Wednesday, August 28, 2013

A Choice of Weapons by Gordon Parks

A Choice of Weapons by Gordon Parks

Have you heard of Gordon Parks??

Gordon Parks is the first African American to write and direct a Hollywood film. The first African American hired by Life magazine as a professional photographer.  He paved the way and fought racism and poverty with a camera and created a lasting legacy with his photography.

Gordon Parks was born in Kansas in 1912.  He was poor but he didn't know it until his mother died and she arranged for him to go live with his sister in St. Paul, Minnesota when he was 16 year old.  He was thrown out of his sister's house (by her husband) at the end of the week, so he ends up homeless, hungry and cold, riding the streetcars all night for shelter and warmth.
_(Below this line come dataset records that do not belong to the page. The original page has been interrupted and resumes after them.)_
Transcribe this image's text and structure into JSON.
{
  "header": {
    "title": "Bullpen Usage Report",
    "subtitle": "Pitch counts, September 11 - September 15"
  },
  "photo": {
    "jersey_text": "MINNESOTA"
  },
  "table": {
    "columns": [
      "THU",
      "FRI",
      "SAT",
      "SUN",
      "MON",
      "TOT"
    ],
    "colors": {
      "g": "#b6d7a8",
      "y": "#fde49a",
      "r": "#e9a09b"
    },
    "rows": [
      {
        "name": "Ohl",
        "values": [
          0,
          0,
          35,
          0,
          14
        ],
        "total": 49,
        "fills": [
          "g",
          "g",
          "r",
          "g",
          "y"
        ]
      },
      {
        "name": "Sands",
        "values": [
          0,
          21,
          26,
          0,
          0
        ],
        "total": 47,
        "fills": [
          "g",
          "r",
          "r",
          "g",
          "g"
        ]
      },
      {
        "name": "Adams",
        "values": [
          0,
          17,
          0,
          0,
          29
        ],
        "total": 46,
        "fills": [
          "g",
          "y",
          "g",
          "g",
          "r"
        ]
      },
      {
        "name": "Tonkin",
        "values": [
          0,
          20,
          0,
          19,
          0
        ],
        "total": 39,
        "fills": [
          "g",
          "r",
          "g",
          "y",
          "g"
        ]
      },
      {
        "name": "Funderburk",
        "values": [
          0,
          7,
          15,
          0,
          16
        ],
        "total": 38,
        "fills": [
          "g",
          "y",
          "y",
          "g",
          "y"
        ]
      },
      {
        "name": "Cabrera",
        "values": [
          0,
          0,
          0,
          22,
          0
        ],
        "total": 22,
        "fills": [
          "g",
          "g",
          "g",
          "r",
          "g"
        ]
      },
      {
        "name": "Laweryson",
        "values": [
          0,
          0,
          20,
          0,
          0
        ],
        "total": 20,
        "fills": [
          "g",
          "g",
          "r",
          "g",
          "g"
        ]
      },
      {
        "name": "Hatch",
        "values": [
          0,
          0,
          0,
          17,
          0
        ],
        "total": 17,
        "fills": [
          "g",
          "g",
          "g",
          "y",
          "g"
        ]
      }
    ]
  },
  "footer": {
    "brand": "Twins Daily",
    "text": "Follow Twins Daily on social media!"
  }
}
Gordon Parks falls in love and fights to get an education.  He is a Renaissance Man and he writes songs, composes, plays the piano, and travels with a orchestra.  He travels to Chicago, Harlem, New York, Washington D.C. and many other places while the country is in the midst of a Depression.  Gordon is resourceful even when he has no idea where his next meal is coming from and he never gives up hope.  He walks away from danger when he can and fights back when he needs to.  And he buys a camera and teaches himself how to use it.

A Choice of Weapons is the chronicle of Parks life from age 16 (about 1928) through World War II in 1945.  Parks is a good writer and storyteller.  He communicates to readers what is was like to grow up black and poor in America.  He shares his struggles with homelessness, unemployment and racism.  He talks about how he tried to live up to his mother's values and advice on putting hard work above anger and hate, and how hard it was when people were trying to hold you down.

The only thing I missed in A Choice of Weapons was photographs.  I wanted to see some of the pictures he is famous for and photos of family.  Instead I had to do a search to find them on the web.

I have a personal connection to Gordon Parks.  My grandparents grew up in the same Frogtown neighborhood in St. Paul that Gordon Parks lived in when he moved to Minnesota.  I, myself have also lived in the Frogtown neighborhood and walked the same streets, even got married at a church there.  As I read the book, I could't help wondering if my grandparents and Gordon Parks ever came across each other in a street car or walking down the street.  Who knows?  Anything is possible.  My grandparents, were born of immigrants, and lived in the same Frogtown neighborhood all of their lives and Gordon Parks, transplanted from Kansas, struggled and moved and made a name for himself.  Gordon Parks succeeded and prospered against all odds.

A very important and moving Autobiography.